Church leaders in South Korea have called on the country’s President Moon Jae In to immediately dispatch a special envoy to North Korea and “open the door for dialogue” after an escalating war of words erupted between neighbouring North Korea and the US.
In an “emergency letter” to the South Korean President dated 10th August, Rev Kim Young Ju, the general secretary of the National Council of Churches in Korea, and Rev Rah Haek Jib, chairman of the reconciliation and reunification committee of the NCCK, restated their oft-repeated hopes to see North and South Korea peacefully re-unified but noted that recent missile tests by North Korea and measures taken by the South Korean Government, including the deployment of the THAAD anti-missile system, had caused rising tensions, a “grave concern to us all”.
“To make matters worse, [US] President Trump has declared that ‘North Korea would face fire and fury, one never witnessed by the world’,” they wrote. “Against such harsh words, North Korea immediately responded by announcing that it will strike Guam and Seoul with its Hwasung-12.”
The church leaders said that with military tension “at its height in the Korean peninsula”, “there is fear of war spreading among the people”. “We understand that you are also deeply concerned, but the lives of the people in South Korea should not be threatened by the provocative acts of the US and North Korea.”
While noting the diffculty of the “road to peace”, they underlined the important role dialogue plays in achieving peace but added that “sincere dialogues” cannot be commenced “when we place blame for the opponent’s extreme actions or when we insist various pre-conditions for dialogue”.

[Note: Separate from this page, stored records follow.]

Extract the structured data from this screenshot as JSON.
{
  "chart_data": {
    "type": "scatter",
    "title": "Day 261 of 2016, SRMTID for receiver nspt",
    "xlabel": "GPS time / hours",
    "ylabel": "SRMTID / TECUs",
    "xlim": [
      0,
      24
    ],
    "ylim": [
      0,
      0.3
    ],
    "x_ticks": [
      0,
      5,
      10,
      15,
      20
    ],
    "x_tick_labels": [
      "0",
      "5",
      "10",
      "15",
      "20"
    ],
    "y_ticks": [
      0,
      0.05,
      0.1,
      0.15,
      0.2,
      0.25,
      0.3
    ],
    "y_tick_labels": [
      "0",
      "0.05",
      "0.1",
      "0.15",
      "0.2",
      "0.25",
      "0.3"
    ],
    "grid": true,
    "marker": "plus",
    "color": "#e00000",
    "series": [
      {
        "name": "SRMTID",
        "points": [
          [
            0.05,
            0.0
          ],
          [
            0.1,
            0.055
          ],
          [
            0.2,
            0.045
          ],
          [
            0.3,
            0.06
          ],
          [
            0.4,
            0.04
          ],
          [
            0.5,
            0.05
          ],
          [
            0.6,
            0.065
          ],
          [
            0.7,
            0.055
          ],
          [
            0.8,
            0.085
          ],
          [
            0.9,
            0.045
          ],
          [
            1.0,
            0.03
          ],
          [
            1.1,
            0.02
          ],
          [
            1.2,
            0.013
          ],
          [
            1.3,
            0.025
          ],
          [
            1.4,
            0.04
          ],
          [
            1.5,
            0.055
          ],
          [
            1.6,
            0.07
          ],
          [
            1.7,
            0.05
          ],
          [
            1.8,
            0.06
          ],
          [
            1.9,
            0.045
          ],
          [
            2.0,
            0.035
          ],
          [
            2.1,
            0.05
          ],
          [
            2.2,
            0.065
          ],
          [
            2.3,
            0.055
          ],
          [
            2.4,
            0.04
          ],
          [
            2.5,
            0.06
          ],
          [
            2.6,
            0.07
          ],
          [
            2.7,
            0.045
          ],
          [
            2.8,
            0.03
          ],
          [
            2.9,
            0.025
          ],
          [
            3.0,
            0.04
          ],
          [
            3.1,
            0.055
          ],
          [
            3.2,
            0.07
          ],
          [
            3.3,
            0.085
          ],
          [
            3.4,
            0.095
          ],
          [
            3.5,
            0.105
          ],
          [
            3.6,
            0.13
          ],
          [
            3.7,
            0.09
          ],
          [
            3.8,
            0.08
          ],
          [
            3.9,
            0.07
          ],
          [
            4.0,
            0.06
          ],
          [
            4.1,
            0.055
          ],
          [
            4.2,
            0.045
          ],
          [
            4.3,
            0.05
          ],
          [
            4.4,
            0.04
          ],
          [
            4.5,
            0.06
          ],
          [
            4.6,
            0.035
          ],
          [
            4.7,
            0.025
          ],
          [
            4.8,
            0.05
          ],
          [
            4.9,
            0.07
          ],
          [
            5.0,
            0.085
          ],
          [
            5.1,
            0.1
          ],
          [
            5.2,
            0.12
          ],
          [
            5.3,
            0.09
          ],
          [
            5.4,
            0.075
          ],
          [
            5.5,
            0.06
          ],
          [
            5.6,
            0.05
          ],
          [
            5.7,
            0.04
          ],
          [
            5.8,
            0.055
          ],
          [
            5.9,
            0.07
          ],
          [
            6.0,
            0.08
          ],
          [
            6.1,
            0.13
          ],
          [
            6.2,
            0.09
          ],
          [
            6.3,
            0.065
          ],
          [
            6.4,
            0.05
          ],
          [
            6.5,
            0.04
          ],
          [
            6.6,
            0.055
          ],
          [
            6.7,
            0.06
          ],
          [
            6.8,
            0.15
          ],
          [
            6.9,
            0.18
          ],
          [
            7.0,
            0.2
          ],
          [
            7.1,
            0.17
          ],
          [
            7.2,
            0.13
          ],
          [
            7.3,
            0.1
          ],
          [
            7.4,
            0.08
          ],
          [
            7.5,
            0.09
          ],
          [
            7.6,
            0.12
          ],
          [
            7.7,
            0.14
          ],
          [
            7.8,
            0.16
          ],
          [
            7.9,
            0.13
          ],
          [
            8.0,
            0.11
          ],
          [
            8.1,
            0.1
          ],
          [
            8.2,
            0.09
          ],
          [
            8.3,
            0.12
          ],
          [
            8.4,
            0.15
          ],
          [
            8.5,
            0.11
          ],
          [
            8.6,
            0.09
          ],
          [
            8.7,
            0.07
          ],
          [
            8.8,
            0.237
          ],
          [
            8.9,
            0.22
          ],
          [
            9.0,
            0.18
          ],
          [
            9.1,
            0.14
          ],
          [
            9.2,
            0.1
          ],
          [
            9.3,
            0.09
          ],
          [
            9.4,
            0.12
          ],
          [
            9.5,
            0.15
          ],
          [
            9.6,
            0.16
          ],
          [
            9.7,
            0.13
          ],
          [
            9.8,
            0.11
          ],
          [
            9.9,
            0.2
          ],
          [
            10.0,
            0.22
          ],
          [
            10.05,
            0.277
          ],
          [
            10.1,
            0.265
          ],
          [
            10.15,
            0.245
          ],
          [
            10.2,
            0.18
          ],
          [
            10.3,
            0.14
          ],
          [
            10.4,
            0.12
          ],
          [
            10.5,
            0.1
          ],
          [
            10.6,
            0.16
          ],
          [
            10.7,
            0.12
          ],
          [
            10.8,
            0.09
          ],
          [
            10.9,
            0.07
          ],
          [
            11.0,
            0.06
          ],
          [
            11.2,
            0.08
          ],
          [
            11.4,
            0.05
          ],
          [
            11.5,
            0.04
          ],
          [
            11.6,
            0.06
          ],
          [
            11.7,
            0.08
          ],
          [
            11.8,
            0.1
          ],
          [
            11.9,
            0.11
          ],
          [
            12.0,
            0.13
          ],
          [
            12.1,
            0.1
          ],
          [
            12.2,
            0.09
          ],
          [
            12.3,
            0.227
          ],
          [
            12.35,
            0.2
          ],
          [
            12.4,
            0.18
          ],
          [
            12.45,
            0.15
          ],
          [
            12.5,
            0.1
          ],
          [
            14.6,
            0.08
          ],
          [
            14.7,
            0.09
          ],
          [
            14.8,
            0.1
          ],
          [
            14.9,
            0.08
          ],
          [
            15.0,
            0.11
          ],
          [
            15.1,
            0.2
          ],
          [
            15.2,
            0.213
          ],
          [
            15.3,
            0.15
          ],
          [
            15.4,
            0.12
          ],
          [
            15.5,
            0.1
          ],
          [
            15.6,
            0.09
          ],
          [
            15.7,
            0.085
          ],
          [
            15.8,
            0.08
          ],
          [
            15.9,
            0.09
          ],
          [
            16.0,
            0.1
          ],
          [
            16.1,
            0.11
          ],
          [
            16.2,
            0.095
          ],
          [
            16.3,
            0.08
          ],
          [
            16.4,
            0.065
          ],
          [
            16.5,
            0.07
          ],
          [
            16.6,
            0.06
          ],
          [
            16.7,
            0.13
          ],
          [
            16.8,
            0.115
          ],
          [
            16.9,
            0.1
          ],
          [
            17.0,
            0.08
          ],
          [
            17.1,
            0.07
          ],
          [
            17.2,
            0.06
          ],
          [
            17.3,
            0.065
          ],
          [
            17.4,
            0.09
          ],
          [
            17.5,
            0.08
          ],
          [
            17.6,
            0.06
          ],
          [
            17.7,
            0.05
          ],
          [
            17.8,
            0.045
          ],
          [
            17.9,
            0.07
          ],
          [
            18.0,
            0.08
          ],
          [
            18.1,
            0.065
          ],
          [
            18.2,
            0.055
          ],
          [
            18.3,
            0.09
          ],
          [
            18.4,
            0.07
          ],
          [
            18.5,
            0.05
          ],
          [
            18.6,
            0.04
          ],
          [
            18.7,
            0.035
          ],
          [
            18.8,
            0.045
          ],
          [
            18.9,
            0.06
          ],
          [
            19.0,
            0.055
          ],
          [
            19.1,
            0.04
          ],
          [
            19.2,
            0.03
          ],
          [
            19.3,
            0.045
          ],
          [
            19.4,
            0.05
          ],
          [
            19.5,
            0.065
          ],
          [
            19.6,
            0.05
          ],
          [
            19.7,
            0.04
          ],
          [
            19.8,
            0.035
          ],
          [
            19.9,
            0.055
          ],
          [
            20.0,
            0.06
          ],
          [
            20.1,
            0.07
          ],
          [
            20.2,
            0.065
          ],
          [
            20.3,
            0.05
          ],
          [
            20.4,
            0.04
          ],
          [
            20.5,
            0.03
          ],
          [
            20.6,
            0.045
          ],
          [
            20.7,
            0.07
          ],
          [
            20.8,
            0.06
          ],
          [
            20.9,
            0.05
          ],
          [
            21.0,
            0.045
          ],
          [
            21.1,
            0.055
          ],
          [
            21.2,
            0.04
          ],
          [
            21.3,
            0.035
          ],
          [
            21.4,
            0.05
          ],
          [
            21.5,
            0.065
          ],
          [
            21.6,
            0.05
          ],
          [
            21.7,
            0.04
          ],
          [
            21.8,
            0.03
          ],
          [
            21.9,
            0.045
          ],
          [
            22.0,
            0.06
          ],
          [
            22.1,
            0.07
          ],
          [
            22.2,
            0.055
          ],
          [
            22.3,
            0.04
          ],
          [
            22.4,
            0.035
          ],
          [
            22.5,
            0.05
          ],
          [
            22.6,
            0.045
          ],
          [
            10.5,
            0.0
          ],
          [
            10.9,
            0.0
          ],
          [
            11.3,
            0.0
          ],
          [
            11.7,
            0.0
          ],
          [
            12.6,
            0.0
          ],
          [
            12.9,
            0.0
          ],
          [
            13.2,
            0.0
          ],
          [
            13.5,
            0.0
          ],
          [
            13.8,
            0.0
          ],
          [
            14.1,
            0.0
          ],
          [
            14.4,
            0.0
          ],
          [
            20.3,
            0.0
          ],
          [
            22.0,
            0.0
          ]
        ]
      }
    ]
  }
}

“We ask that through unconditional dialogues, the two Koreas pave way to independently resolve the neo-Cold War crisis in the Korean peninsula,” they wrote. “The NCCK is ready to take active participation. In order to transform the present crisis into an opportunity and open the door for dialogue, we humbly ask you to immediately dispatch a special envoy to North Korea.”
Earlier this week, Rev Dr Olav Fykse Tveit, general secretary of the World Council of Churches, questioned the effectiveness of the latest UN sanctions upon North Korea in encouraging a return to negotiations or preventing the country’s development of nuclear weapons, adding that instead they had clearly contributed to impeding humanitarian access to North Korea.
“It is not at all clear how the new sanctions can be expected to make any more positive contribution to this extremely delicate and dangerous situation,” Rev Dr Tveit said. “We call for a sea-change in the international community’s approach to North Korea, in favour of dialogue and engagement rather than military and political confrontation.”
Rev Dr Tveit appealed to the members of the international community to “liberate themselves and their policy towards North Korea from the vicious cycle of threat and counter-threat”. “The possible consequences of the failure to do so are too appalling to contemplate or to risk.”
Both the WCC and the World Communion of Reformed Churches are calling on member churches to observe a ‘Sunday of Prayer for the Peaceful Reunification of the Korean Peninsula’ this weekend.